The Venetian occupants of the monastery of Pantocrator, for instance, could learn much from the admirable organisation of the hospital maintained by that House for the benefit of the poor. The hospital contained fifty beds, of which ten formed a ward for surgical cases, eight a ward for acute diseases, ten for ordinary maladies, and twelve a ward for women. A fifth ward contained ten beds for the reception of applicants for admittance into the other wards of the hospital, until the physicians should decide upon the gravity of the cases. Each ward was in charge of two doctors, three medical assistants, and four servitors.

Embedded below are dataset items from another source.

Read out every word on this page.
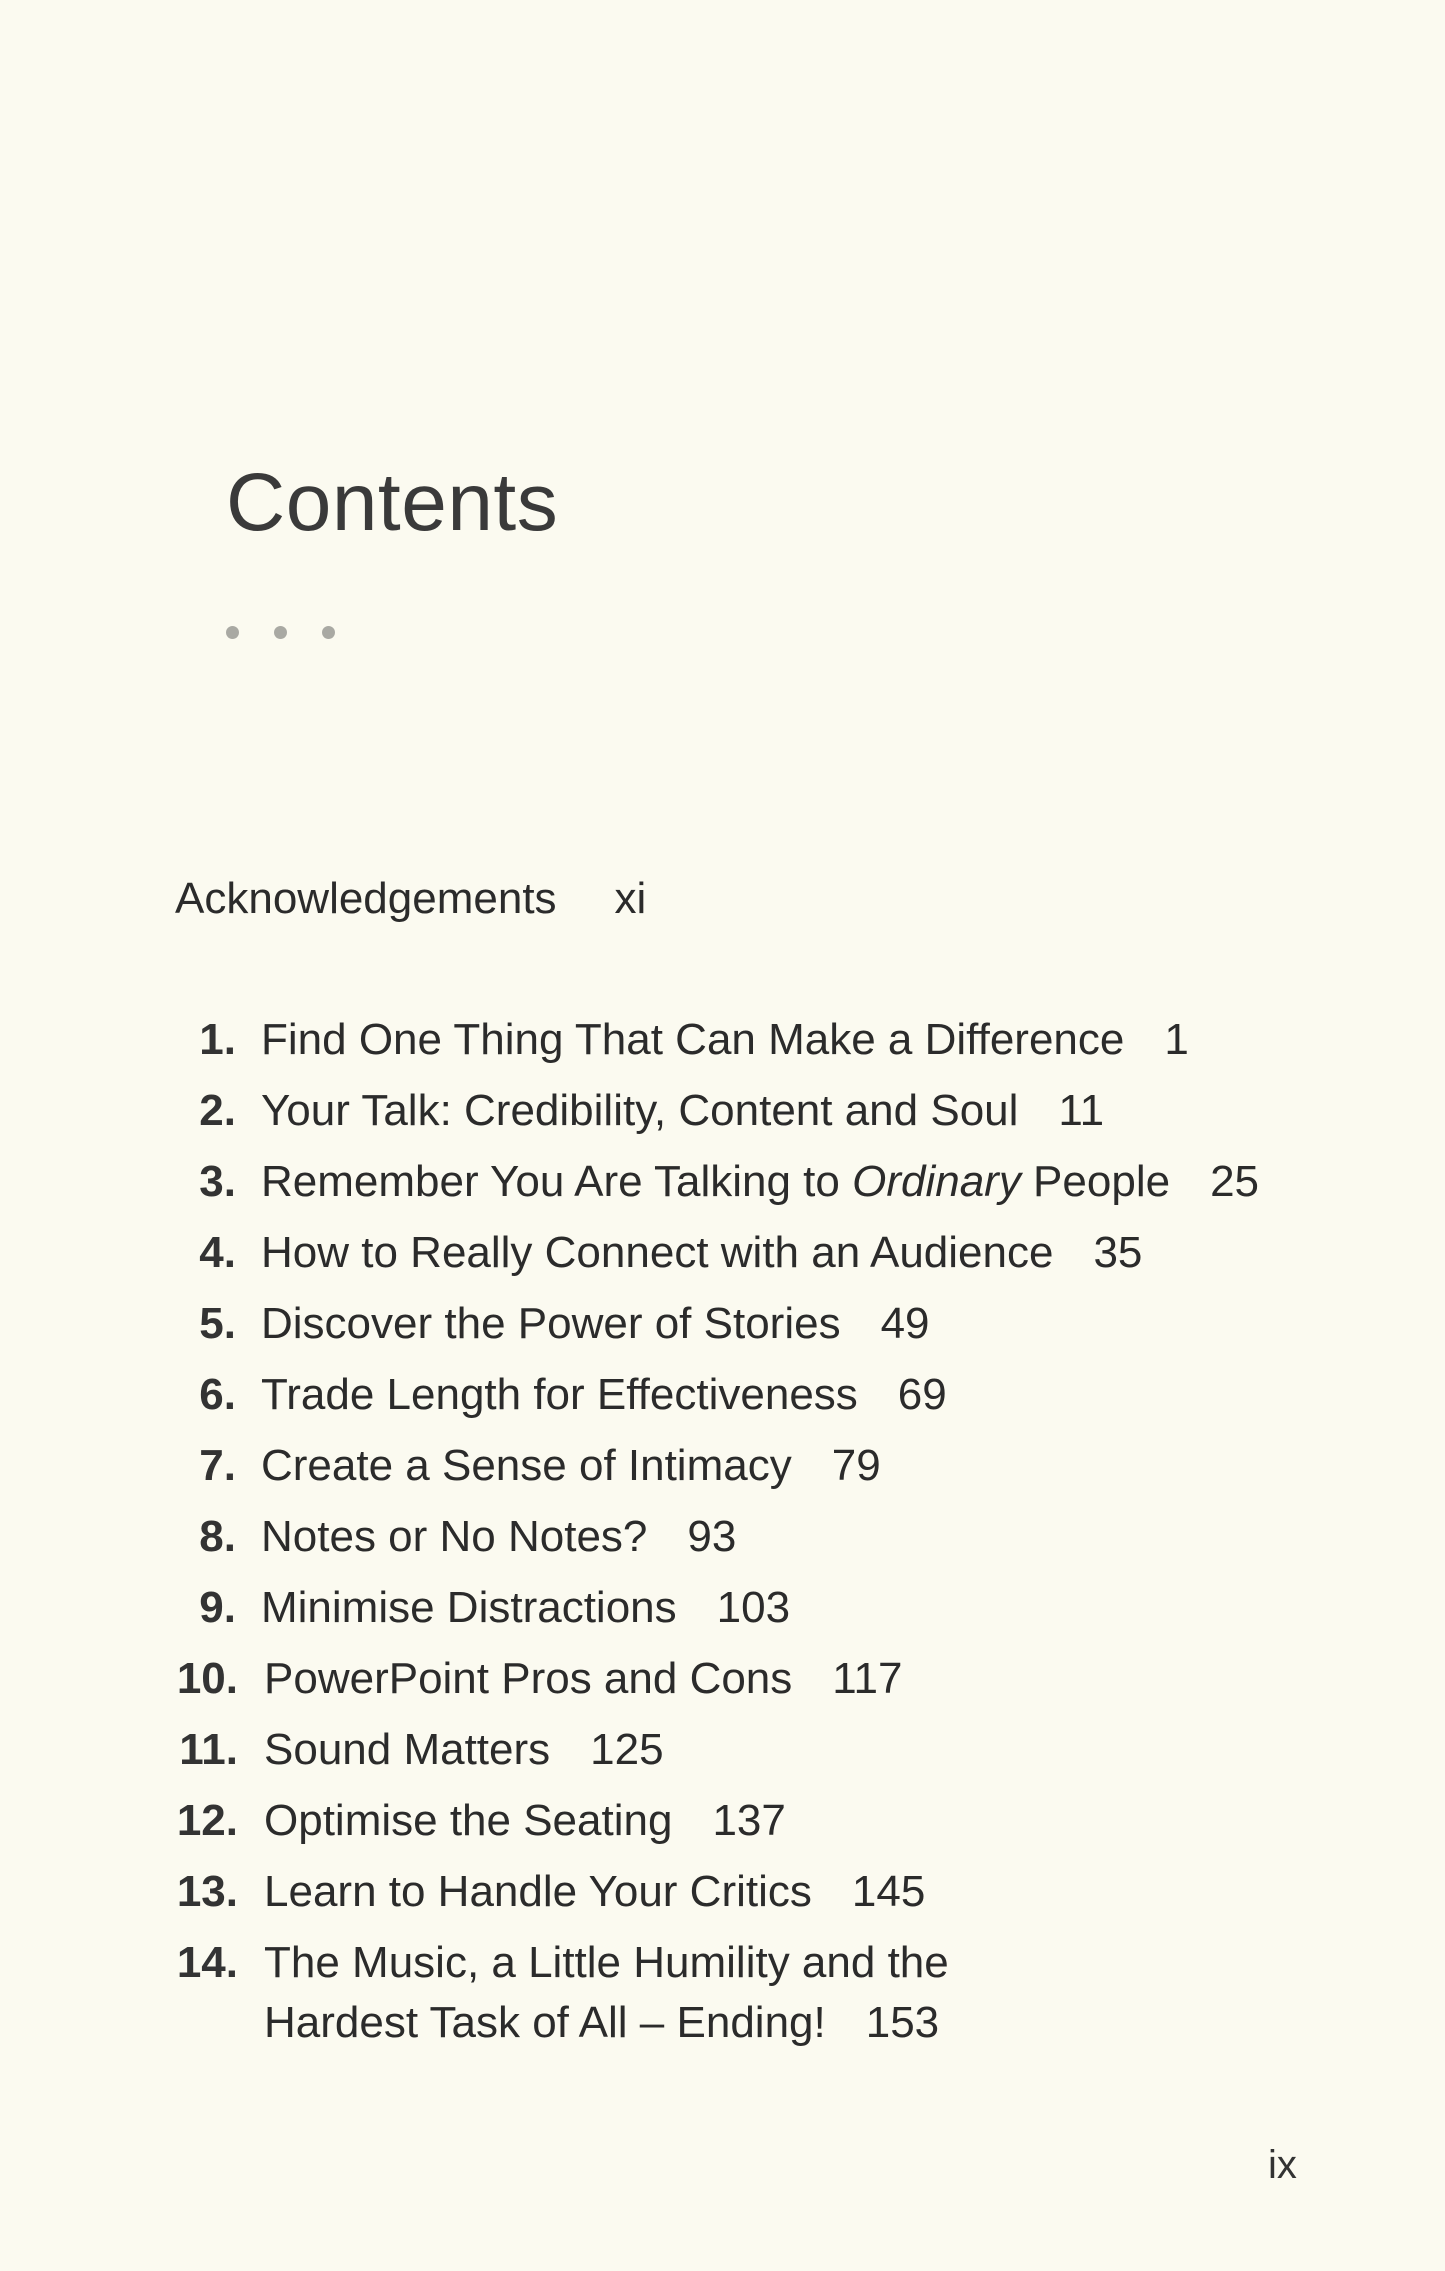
Contents
Acknowledgements xi
1. Find One Thing That Can Make a Difference 1
2. Your Talk: Credibility, Content and Soul 11
3. Remember You Are Talking to Ordinary People 25
4. How to Really Connect with an Audience 35
5. Discover the Power of Stories 49
6. Trade Length for Effectiveness 69
7. Create a Sense of Intimacy 79
8. Notes or No Notes? 93
9. Minimise Distractions 103
10. PowerPoint Pros and Cons 117
11. Sound Matters 125
12. Optimise the Seating 137
13. Learn to Handle Your Critics 145
14. The Music, a Little Humility and the
Hardest Task of All – Ending! 153
ix
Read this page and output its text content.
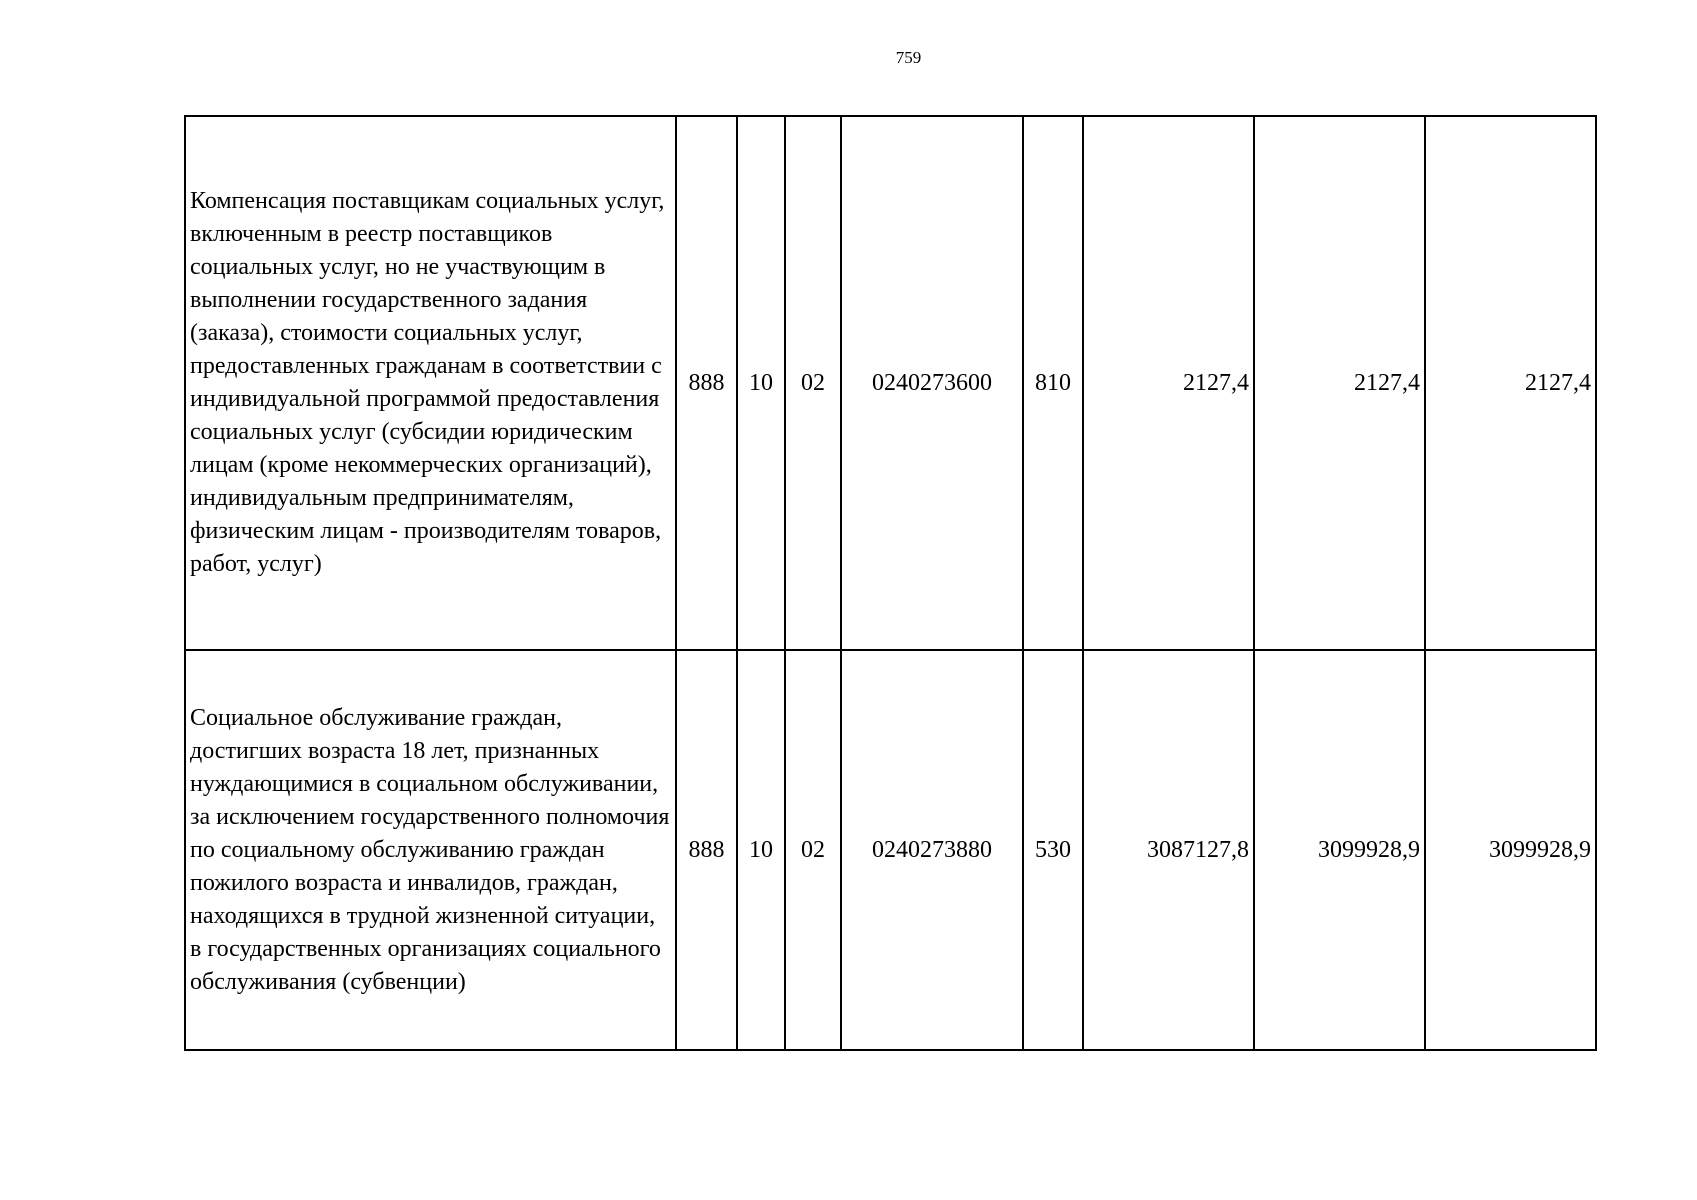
759
Компенсация поставщикам социальных услуг, включенным в реестр поставщиков социальных услуг, но не участвующим в выполнении государственного задания (заказа), стоимости социальных услуг, предоставленных гражданам в соответствии с индивидуальной программой предоставления социальных услуг (субсидии юридическим лицам (кроме некоммерческих организаций), индивидуальным предпринимателям, физическим лицам - производителям товаров, работ, услуг)	888	10	02	0240273600	810	2127,4	2127,4	2127,4
Социальное обслуживание граждан, достигших возраста 18 лет, признанных нуждающимися в социальном обслуживании, за исключением государственного полномочия по социальному обслуживанию граждан пожилого возраста и инвалидов, граждан, находящихся в трудной жизненной ситуации, в государственных организациях социального обслуживания (субвенции)	888	10	02	0240273880	530	3087127,8	3099928,9	3099928,9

To the women’s ward were attached a lady-physician, six assistant lady-surgeons, and two female nurses. All patients were treated gratuitously. Upon arrival at the hospital a patient’s clothes were laid aside, and replaced by a white dress provided by the institution. There was a liberal allowance of bread, beans, onions, olive oil, and wine, for all able to partake of such food, while from time to time gifts of money were distributed. The beds were kept clean, and a house-doctor went through the wards every day to inquire of the patients, whether they were satisfied with their treatment, and to examine their diet. In addition to the hospital, the monastery maintained, on the same liberal scale, a Home for Old Men, accommodating twenty-four persons.